Example: Aggregation Statistics
Summarizing a data set
The most straight forward function which returns some aggregated statistical
information about a data set is summary
.
a <- c("A", "B", "C", "A", "B", "A", "A")
b <- c("X", "X", "X", "X", "Y", "Y", "Y")

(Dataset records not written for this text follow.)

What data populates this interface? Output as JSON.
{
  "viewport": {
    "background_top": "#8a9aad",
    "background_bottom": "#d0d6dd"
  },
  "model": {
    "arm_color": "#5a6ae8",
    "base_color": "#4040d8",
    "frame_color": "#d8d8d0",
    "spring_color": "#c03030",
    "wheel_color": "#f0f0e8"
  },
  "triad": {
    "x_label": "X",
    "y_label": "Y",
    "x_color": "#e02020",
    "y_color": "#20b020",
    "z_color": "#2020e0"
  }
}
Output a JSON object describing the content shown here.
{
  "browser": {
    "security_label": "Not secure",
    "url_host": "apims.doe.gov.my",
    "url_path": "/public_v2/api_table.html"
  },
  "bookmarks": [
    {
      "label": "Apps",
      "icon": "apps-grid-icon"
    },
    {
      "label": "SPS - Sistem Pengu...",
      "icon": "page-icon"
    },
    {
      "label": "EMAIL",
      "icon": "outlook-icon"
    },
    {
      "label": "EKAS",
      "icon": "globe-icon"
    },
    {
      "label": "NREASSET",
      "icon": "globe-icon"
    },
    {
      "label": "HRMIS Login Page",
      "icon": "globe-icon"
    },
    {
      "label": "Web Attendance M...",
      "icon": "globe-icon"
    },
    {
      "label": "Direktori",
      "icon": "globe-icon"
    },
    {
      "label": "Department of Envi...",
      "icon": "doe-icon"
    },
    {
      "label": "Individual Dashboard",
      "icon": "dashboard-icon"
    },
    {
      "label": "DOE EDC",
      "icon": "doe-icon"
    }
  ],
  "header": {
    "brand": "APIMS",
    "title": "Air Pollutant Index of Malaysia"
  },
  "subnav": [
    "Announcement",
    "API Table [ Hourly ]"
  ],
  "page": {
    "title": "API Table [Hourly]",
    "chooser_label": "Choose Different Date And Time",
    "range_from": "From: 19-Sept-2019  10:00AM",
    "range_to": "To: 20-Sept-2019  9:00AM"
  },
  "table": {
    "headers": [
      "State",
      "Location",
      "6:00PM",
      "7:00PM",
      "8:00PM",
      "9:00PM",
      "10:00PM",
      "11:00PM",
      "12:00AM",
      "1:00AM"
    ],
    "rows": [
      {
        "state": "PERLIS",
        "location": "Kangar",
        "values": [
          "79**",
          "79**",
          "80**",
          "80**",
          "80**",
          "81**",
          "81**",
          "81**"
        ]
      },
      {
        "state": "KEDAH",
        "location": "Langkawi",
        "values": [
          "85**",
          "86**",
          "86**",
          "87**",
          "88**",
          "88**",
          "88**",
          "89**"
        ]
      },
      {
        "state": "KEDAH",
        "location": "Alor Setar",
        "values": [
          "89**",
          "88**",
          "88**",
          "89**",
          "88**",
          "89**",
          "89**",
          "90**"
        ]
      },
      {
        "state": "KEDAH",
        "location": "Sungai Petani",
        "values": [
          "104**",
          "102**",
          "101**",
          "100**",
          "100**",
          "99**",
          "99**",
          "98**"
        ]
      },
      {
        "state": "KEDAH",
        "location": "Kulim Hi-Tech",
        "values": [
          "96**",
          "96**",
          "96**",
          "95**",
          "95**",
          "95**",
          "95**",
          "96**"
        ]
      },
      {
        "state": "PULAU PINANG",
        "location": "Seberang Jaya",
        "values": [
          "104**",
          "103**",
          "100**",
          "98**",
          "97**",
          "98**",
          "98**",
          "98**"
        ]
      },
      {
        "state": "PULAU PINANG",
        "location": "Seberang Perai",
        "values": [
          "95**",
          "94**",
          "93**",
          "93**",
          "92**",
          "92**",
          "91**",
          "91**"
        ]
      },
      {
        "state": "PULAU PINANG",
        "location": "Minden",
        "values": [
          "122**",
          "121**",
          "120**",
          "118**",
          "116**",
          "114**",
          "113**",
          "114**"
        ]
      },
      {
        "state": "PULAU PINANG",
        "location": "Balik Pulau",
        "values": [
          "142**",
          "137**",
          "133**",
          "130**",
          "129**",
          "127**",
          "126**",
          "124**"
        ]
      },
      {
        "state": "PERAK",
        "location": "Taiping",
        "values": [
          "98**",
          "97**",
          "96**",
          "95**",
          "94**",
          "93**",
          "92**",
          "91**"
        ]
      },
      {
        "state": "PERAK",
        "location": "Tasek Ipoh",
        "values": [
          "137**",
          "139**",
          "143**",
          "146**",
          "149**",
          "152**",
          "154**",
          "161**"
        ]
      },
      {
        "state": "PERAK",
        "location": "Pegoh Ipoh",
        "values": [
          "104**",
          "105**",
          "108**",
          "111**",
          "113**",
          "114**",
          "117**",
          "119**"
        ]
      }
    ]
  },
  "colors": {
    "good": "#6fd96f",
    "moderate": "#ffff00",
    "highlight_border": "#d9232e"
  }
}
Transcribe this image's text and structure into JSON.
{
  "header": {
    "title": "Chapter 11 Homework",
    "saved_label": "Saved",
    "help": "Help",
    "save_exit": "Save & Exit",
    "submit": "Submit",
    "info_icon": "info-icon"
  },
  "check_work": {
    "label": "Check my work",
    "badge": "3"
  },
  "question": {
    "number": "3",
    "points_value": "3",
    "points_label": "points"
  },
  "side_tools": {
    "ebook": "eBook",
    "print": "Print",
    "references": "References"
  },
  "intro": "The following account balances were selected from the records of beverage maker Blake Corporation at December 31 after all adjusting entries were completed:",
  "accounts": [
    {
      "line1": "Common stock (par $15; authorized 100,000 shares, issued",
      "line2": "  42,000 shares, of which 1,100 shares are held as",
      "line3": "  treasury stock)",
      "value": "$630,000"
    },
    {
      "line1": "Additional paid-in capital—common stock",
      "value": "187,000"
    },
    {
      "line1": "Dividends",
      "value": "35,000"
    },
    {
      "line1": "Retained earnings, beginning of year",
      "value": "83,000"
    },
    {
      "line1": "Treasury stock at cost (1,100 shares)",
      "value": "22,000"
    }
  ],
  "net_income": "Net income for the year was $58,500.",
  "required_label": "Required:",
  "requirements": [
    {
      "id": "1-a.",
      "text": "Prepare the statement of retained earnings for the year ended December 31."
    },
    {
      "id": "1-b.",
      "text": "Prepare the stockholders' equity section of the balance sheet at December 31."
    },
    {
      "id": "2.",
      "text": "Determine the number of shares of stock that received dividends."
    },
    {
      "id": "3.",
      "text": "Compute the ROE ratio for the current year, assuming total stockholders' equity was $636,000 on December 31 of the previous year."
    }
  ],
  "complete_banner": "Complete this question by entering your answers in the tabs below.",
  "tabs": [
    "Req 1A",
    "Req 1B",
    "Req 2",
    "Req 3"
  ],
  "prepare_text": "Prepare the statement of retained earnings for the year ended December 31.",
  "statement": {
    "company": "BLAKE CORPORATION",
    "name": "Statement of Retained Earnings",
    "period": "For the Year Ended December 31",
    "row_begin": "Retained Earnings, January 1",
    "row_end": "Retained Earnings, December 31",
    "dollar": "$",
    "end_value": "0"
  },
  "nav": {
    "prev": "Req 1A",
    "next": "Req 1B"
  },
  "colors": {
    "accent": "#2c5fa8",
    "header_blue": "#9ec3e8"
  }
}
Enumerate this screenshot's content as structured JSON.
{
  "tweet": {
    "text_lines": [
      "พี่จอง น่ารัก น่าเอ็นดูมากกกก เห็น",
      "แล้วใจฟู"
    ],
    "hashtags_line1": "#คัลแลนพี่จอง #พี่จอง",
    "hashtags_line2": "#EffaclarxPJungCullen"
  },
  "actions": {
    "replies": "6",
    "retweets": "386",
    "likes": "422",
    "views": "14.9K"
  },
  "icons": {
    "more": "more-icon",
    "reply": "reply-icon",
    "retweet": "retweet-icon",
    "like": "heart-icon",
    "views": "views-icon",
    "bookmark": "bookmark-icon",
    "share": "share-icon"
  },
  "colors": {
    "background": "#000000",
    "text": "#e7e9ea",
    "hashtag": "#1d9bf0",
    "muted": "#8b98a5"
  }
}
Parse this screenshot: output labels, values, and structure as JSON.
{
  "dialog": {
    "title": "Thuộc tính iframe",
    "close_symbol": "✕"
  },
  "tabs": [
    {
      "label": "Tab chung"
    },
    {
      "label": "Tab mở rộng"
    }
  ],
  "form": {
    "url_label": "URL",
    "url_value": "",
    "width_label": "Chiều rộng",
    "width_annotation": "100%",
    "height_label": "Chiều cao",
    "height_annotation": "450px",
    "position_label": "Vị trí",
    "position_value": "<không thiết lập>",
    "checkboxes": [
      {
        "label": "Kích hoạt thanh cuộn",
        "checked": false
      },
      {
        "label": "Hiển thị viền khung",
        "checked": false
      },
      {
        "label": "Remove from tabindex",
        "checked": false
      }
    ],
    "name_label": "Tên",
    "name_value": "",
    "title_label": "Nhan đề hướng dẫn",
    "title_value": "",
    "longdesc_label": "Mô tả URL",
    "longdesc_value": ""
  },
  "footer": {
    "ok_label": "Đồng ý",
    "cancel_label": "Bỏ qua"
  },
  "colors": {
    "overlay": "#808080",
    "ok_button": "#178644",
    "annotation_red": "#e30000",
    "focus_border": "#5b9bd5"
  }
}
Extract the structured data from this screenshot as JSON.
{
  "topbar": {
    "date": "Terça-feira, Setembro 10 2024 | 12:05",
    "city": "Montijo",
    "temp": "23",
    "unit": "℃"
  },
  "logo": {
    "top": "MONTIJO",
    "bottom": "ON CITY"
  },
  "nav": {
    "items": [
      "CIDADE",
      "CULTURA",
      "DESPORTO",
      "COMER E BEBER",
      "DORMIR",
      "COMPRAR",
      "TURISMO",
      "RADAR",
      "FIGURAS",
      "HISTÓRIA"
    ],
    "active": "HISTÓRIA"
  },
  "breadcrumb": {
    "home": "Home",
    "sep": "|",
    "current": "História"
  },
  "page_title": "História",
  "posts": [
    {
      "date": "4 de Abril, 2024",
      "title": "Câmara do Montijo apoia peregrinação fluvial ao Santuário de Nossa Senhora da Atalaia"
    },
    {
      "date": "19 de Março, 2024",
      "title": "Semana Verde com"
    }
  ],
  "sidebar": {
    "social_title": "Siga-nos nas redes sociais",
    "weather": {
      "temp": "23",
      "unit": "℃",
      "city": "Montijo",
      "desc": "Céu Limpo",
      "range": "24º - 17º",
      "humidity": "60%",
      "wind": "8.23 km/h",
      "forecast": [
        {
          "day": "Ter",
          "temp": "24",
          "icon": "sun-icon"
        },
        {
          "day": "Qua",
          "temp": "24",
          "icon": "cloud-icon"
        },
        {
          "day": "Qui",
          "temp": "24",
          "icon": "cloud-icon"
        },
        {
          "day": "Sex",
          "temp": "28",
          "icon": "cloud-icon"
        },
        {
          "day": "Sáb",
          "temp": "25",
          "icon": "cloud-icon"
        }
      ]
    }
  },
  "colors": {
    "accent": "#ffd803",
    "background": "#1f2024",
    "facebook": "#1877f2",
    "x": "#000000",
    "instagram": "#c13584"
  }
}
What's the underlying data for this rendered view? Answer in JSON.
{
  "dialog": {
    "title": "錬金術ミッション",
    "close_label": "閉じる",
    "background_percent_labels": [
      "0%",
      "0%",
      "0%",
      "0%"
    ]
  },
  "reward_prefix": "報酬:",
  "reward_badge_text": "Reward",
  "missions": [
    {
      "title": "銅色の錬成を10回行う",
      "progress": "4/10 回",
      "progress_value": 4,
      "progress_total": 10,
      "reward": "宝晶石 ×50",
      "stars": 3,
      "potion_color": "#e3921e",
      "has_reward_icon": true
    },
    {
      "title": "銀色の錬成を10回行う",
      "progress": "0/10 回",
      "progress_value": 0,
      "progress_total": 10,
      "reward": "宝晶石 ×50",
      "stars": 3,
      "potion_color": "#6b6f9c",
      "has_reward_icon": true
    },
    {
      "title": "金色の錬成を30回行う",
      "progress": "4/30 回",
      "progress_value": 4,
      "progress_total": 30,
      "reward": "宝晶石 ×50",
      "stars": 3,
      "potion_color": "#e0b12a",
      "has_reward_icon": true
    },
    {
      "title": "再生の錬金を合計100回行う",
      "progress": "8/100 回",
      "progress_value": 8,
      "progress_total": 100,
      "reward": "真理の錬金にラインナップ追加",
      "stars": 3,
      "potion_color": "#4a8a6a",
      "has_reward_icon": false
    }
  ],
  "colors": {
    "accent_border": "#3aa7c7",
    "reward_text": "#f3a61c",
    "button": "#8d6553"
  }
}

c <- c(1, 2, 3, 4, 5, 6, 7)
d <- c(10, 20, 30, 40, 50, 60, 70)
df <- data.frame(Cat1 = a, Cat2 = b, Val1 = c, Val2 = d)
summary(df)
## Cat1 Cat2 Val1 Val2
## A:4 X:4 Min. :1.0 Min. :10
## B:2 Y:3 1st Qu.:2.5 1st Qu.:25
## C:1 Median :4.0 Median :40
## Mean :4.0 Mean :40
## 3rd Qu.:5.5 3rd Qu.:55
## Max. :7.0 Max. :70
It provides the minimum, maximum, mean and median value of each numerical column along with the first and third quartile (i.e. the values separating 25% from 75% and 75% from 100% of the data). Non-numeric columns are summarized by counting the individual values (which will be ommitted after the first few rows so it is only informative for columns with just a few different character values).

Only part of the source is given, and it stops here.